Paraphrase Sprint
writingvocabularyaccuracyfluencypracticeindividuallow prep10-15 min
A single sentence is shown. Students have 2 minutes to write as many valid paraphrases as possible. Scores reward both volume and structural variety. Trains on-demand paraphrase skill for exams and academic writing.
Procedure
- Display a source sentence. Example: Many young people struggle to find affordable housing in major cities.
- Start the timer. 2 minutes. Students write as many paraphrases as they can that preserve meaning.
- Stop. Students count sentences and underline the word or structure that differs most from the original in each.
- Pairs compare. Each pair votes on their single best paraphrase.
- Best paraphrases go on the board.

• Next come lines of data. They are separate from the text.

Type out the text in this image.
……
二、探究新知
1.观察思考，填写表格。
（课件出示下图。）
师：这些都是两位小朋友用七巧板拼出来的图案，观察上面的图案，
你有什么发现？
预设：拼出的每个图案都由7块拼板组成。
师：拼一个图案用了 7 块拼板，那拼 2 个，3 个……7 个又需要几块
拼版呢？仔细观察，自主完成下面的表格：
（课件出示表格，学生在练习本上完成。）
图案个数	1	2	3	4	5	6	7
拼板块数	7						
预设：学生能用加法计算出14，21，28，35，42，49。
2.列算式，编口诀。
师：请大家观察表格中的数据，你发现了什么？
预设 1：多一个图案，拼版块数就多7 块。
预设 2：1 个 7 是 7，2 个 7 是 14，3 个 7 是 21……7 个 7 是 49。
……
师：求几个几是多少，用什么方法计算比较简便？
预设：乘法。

Class analyses: what moves did each use — synonym? word-class shift? passive? nominalisation? clause re-ordering?
Paraphrase Moves to Name
| Move | Example |
|---|---|
| Synonym | struggle → find it difficult |
| Word-class shift | struggle (v) → difficulty (n) |
| Passive | affordable housing is hard to find |
| Nominalisation | finding affordable housing is a challenge |
| Clause re-order | In major cities, affordable housing... |
| Negation flip | cannot easily find → find it hard to find |
Why It Works
- Forced quantity pushes learners past their first, laziest paraphrase.
- Named moves give learners a repertoire instead of guessing.
- Variety score rewards structural range, not just synonym-swapping (the main exam pitfall).
Scoring Ideas
- 1 point per valid paraphrase.
- +1 for each new structural move (one paraphrase using nominalisation, one using passive = 2 structural points).
- -1 for paraphrases that change the meaning.
Variations
- Genre paraphrase: rewrite the source formal → informal → academic → headline.
- Constrained paraphrase: a banned word list ("you cannot use housing or young"). Forces creativity.
- Chain paraphrase: Student 1 paraphrases; Student 2 paraphrases Student 1's version; and on. Compare final version to original.
Tips
- Keep source sentences short (≤ 20 words). Long sentences produce chaos, not paraphrase.
- Great for IELTS/TOEFL: Task 2 and reading sections both reward on-the-fly paraphrase skill.